Global-view and one-sided parallel programming models provide a promising alternative to conventional approaches by enabling programmers to aggregate the memory of multiple nodes and allowing them to access any data, regardless of its physical location.  This model for asynchronous data movement also decouples synchronization from communication, enabling a greater degree of asynchrony.  These properties are of critical importance to scientific computing applications, which must cope with rapidly evolving system architectures, and where new simulation and analysis techniques have exposed greater sparsity and computational imbalance.

In this talk, I will present recent and ongoing work on portable one-sided communication interfaces and global-view parallel programming systems.  This work focuses on the evolution of the MPI-2 remote memory access (RMA) communication interface into the new MPI-3 RMA interface, and on the utilization of these interfaces to support higher-level parallel programming interfaces.  I will describe work, in which we have used the MPI RMA interface to provide the first portable, one-sided implementation of Global Arrays and its impact on the NWChem computational chemistry suite.  In addition, I will describe current and ongoing work in the deployment, implementation, and performance tuning of MPI-3 RMA.

Arnault Legrand

SimGrid for HPC

In this talk, I will briefly present the history and goals of the SimGrid simulation toolkit.

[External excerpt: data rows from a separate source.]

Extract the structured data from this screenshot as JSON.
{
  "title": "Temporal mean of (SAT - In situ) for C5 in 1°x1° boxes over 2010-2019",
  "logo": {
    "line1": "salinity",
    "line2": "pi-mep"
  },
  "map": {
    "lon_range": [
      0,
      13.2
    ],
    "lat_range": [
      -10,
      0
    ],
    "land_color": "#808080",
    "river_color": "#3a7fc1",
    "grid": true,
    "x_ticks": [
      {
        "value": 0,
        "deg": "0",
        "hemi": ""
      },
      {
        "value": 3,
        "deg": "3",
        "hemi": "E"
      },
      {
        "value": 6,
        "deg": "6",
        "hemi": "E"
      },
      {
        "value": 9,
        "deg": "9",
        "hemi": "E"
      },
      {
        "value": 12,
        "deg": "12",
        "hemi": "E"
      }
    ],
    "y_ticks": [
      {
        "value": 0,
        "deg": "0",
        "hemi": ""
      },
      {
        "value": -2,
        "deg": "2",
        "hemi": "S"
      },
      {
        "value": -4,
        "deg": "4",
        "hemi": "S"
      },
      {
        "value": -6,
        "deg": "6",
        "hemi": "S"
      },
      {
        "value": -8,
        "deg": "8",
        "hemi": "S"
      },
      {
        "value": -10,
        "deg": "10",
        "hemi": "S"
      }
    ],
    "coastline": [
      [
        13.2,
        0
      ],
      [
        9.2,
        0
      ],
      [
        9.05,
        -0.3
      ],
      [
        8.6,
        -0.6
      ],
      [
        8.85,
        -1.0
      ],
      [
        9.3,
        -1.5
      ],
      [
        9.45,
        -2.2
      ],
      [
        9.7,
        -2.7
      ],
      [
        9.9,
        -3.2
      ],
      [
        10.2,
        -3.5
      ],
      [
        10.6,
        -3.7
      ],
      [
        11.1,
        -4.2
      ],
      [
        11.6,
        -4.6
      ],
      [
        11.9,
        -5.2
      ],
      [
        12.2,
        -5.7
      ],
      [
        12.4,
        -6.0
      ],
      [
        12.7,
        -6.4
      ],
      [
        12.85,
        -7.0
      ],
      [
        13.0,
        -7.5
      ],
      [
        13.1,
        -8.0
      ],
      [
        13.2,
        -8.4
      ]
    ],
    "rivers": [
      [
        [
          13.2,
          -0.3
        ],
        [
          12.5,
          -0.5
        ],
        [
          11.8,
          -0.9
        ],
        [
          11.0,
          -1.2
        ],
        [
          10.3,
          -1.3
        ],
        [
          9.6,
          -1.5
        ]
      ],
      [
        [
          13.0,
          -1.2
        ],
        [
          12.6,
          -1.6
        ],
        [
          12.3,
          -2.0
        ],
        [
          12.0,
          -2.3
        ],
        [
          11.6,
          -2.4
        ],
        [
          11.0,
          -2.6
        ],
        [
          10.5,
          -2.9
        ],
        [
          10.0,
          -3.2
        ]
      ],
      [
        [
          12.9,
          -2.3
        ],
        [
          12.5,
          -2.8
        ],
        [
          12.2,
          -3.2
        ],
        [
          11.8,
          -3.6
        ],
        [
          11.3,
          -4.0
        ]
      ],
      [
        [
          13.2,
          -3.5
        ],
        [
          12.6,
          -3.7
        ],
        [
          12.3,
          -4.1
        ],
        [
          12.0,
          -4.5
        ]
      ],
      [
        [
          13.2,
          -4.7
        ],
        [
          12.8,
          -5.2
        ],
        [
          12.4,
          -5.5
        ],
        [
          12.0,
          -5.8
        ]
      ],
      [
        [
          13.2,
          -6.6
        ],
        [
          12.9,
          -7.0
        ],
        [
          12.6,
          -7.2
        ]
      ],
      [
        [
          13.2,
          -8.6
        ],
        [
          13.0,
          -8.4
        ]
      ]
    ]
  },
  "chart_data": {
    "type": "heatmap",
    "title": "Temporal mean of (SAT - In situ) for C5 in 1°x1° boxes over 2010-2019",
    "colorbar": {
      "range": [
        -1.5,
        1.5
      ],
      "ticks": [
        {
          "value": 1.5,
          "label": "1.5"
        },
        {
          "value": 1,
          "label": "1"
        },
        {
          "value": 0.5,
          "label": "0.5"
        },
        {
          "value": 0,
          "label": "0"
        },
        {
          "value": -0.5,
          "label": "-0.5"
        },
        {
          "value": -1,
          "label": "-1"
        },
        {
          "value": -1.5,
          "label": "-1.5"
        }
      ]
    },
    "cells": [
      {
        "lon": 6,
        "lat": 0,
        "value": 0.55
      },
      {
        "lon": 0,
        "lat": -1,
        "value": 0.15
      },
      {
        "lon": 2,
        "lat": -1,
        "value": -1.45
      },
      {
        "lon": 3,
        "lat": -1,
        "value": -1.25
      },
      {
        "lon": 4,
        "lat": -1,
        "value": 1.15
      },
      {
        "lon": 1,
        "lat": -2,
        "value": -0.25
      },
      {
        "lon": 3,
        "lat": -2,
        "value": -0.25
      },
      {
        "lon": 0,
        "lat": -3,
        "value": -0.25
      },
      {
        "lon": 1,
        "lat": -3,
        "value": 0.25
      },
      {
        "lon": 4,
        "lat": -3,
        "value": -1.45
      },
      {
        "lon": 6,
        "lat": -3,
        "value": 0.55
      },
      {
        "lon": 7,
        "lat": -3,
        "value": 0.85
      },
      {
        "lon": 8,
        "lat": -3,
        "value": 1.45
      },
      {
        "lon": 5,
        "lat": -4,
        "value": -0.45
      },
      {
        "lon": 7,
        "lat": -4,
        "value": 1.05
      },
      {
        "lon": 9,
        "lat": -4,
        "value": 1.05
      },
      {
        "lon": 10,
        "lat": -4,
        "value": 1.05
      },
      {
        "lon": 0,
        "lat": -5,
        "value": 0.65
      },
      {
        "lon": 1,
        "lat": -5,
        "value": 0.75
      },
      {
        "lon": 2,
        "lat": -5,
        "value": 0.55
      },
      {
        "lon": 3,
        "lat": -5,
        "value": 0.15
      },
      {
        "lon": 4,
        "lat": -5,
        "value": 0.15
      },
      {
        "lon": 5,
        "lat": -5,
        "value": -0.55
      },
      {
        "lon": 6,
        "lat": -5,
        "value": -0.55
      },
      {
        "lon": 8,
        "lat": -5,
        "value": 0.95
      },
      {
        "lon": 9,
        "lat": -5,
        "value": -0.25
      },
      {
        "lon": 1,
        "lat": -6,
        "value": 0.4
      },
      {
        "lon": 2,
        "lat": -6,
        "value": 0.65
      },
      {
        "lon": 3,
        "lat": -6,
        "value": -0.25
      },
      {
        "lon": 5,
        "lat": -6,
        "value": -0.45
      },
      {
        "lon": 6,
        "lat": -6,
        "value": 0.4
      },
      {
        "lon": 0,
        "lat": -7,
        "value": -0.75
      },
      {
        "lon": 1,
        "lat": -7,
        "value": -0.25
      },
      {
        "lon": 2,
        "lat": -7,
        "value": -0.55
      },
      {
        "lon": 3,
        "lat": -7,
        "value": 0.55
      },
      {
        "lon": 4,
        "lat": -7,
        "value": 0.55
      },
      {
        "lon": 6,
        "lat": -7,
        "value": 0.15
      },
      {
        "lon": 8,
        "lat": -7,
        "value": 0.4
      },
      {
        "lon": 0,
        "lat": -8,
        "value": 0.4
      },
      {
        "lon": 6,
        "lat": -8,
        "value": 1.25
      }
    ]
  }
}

Although SimGrid was primarily designed in 1999 to perform scheduling studies on heterogeneous systems such as Grid, recent developments have made it a very effective alternative for conducting simulation studies for P2P and HPC compared to many ad hoc (but often short lived) simulators. I will thus present the current status of research and developments in SimGrid as well as the future directions we intend to address.

Matthieu Dorier

I/O and in-situ visualization: recent results with the Damaris approach

As dumping large amounts of data to parallel file systems starts to highly impact the performance of HPC simulations as well as the practicability of subsequent analysis tasks, new approaches to I/O and data analysis must be found. Damaris proposes to relocate I/O and analysis tasks in dedicated cores interacting with the simulation through shared memory.
In this talk, we will provide a quick recall on the Damaris approach to scalable, efficient, jitter-free I/O, along with past results. We will then move to more recent works and results using Damaris for in-situ visualization with the CM1 atmospheric model and the Nek5000 CFD simulation. This presentation will include a demo of Damaris providing in-situ visualization to a sample simulation through the VisIt visualization software.

Amina Guermouche

Unified Model for Assessing Checkpointing Protocols at Extreme-Scale

In this talk, we present a unified model for several well-known checkpoint/restart protocols. The proposed model is generic enough to encompass both extremes of the checkpoint/restart space, from coordinated approaches to a variety of uncoordinated checkpoint strategies (with message logging). We identify a set of crucial pa- rameters, instantiate them and compare the expected efficiency of the fault tolerant protocols, for a given application/platform pair. We then propose a detailed analysis of several scenarios, including some of the most powerful currently available HPC platforms, as well as anticipated Exascale designs. The results of this analytical comparison are corroborated by a comprehensive set of simulations. Altogether, they outline comparative behaviors of checkpoint strategies at very large scale, thereby providing insight that is hardly accessible to direct experimentation.